[Date Prev][Date Next][Thread Prev][Thread Next][Date Index][Thread Index]
Re: [Qemu-ppc] [PATCH v9 6/6] migration: Include migration support for m
From: |
David Gibson |
Subject: |
Re: [Qemu-ppc] [PATCH v9 6/6] migration: Include migration support for machine check handling |
Date: |
Fri, 7 Jun 2019 10:23:32 +1000 |
User-agent: |
Mutt/1.11.4 (2019-03-13) |
On Thu, Jun 06, 2019 at 04:55:18PM +0530, Aravinda Prasad wrote:
>
>
> On Thursday 06 June 2019 08:36 AM, David Gibson wrote:
> > On Wed, May 29, 2019 at 11:10:57AM +0530, Aravinda Prasad wrote:
> >> This patch includes migration support for machine check
> >> handling.
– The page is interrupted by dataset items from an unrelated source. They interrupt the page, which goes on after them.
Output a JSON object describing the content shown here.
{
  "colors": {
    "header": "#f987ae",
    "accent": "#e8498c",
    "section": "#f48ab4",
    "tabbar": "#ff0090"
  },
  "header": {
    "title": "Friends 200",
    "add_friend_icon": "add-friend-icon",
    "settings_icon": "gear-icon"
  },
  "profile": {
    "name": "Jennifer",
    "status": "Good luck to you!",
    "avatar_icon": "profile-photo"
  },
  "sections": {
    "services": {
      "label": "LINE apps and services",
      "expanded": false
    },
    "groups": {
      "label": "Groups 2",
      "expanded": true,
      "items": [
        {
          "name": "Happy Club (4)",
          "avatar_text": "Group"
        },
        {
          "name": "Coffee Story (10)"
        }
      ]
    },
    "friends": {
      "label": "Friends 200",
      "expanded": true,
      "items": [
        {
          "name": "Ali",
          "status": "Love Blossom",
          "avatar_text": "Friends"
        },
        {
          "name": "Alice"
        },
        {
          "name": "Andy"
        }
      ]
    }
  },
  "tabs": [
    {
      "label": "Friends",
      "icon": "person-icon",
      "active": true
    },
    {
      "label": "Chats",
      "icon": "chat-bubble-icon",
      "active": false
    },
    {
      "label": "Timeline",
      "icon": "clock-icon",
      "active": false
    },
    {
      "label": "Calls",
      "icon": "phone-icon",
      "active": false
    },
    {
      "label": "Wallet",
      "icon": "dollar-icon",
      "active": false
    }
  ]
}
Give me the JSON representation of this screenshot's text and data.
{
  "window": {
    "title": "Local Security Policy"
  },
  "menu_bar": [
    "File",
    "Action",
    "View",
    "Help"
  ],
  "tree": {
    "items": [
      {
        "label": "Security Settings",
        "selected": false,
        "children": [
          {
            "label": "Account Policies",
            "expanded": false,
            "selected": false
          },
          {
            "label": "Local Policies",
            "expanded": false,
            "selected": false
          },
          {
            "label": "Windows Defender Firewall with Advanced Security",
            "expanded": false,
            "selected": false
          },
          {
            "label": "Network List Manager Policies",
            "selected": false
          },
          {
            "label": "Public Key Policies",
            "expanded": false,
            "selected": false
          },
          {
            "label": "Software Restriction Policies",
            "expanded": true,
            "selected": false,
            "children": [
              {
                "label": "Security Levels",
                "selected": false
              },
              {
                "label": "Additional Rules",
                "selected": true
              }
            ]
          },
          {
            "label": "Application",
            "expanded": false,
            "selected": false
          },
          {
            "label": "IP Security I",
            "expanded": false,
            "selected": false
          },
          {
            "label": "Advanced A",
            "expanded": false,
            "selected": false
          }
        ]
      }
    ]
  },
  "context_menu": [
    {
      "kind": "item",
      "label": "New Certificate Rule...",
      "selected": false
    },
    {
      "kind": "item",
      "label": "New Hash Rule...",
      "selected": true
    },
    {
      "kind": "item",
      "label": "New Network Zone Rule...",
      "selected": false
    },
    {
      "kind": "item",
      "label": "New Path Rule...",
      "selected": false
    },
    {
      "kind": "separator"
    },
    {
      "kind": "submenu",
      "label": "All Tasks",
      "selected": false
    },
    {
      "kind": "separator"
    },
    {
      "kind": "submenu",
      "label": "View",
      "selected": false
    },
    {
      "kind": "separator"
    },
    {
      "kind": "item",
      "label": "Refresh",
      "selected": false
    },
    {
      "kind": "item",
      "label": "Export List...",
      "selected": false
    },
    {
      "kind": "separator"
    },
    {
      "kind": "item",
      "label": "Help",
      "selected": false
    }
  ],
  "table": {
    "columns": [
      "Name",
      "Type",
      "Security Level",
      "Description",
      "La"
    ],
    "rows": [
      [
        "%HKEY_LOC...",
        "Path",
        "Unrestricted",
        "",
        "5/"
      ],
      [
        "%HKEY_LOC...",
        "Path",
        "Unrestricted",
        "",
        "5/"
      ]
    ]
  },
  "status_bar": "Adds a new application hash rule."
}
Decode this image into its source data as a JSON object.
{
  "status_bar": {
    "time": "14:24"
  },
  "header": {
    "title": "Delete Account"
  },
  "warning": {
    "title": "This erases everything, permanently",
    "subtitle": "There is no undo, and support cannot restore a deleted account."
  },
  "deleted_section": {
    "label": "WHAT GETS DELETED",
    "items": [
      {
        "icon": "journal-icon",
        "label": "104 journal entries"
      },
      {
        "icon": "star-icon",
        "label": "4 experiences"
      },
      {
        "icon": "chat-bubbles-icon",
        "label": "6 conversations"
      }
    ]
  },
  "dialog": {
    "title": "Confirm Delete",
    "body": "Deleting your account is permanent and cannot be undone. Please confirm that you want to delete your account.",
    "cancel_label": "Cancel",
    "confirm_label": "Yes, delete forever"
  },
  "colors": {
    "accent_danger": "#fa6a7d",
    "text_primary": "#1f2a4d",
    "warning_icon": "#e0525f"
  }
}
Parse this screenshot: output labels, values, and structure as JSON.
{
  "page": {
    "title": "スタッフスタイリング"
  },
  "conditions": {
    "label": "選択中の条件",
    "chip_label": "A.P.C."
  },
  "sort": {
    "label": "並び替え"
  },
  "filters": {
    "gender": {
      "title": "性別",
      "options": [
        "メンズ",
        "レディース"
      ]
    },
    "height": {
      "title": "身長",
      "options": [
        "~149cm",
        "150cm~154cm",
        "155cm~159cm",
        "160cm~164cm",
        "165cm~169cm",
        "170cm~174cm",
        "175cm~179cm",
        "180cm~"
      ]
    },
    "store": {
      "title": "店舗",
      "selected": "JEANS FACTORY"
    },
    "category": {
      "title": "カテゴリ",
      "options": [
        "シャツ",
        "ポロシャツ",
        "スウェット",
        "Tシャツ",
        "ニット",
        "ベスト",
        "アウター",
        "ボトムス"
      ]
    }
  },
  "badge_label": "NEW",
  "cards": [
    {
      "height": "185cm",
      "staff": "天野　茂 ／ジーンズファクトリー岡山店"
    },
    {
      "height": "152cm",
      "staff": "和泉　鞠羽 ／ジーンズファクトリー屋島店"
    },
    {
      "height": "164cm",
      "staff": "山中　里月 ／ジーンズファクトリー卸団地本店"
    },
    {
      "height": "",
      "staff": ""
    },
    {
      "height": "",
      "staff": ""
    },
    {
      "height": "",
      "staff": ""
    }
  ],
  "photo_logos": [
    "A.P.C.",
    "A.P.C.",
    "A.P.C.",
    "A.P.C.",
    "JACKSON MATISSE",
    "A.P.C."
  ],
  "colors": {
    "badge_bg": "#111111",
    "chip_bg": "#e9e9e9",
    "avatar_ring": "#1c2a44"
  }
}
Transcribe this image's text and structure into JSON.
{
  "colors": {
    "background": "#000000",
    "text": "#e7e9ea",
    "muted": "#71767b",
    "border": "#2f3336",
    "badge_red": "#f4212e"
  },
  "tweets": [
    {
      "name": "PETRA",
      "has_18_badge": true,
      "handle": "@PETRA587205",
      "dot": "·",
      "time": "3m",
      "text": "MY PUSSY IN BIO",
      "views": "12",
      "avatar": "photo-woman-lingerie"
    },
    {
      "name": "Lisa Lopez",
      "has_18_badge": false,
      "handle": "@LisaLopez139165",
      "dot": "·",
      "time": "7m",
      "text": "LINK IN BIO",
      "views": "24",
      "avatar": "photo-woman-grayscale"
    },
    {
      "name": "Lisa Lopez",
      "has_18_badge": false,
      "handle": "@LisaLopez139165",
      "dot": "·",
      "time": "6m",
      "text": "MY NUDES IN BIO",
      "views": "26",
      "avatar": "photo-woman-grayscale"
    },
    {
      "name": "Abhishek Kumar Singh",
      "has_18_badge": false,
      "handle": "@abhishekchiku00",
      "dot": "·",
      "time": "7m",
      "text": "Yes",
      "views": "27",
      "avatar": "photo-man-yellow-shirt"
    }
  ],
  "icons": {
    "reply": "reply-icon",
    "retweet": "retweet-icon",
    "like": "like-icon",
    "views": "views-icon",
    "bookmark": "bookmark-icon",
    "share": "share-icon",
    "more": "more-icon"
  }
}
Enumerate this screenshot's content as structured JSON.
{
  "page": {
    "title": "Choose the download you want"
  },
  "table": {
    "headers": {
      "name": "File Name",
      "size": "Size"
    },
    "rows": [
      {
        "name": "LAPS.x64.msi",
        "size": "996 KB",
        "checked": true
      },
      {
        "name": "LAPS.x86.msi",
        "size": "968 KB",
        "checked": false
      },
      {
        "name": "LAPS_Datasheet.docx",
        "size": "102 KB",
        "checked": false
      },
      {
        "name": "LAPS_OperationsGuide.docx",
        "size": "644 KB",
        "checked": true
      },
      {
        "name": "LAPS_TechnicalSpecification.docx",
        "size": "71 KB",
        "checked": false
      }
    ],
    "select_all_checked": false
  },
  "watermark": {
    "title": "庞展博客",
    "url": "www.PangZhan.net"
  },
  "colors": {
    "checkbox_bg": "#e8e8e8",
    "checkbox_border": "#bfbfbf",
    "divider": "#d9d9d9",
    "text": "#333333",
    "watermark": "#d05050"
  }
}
Especially this patch blocks VM migration
> >> requests until the machine check error handling is
> >> complete as (i) these errors are specific to the source
> >> hardware and is irrelevant on the target hardware,
> >> (ii) these errors cause data corruption and should
> >> be handled before migration.
> >>
> >> Signed-off-by: Aravinda Prasad <address@hidden>
> >> ---
> >> hw/ppc/spapr.c | 20 ++++++++++++++++++++
> >> hw/ppc/spapr_events.c | 17 +++++++++++++++++
> >> hw/ppc/spapr_rtas.c | 4 ++++
> >> include/hw/ppc/spapr.h | 2 ++
> >> 4 files changed, 43 insertions(+)
> >>
> >> diff --git a/hw/ppc/spapr.c b/hw/ppc/spapr.c
> >> index e8a77636..31c4850 100644
> >> --- a/hw/ppc/spapr.c
> >> +++ b/hw/ppc/spapr.c
> >> @@ -2104,6 +2104,25 @@ static const VMStateDescription vmstate_spapr_dtb =
> >> {
> >> },
> >> };
> >>
> >> +static bool spapr_fwnmi_needed(void *opaque)
> >> +{
> >> + SpaprMachineState *spapr = (SpaprMachineState *)opaque;
> >> +
> >> + return (spapr->guest_machine_check_addr == -1) ? 0 : 1;
> >
> > Since we're introducing a PAPR capability to enable this, it would
> > actually be better to check that here, rather than the runtime state.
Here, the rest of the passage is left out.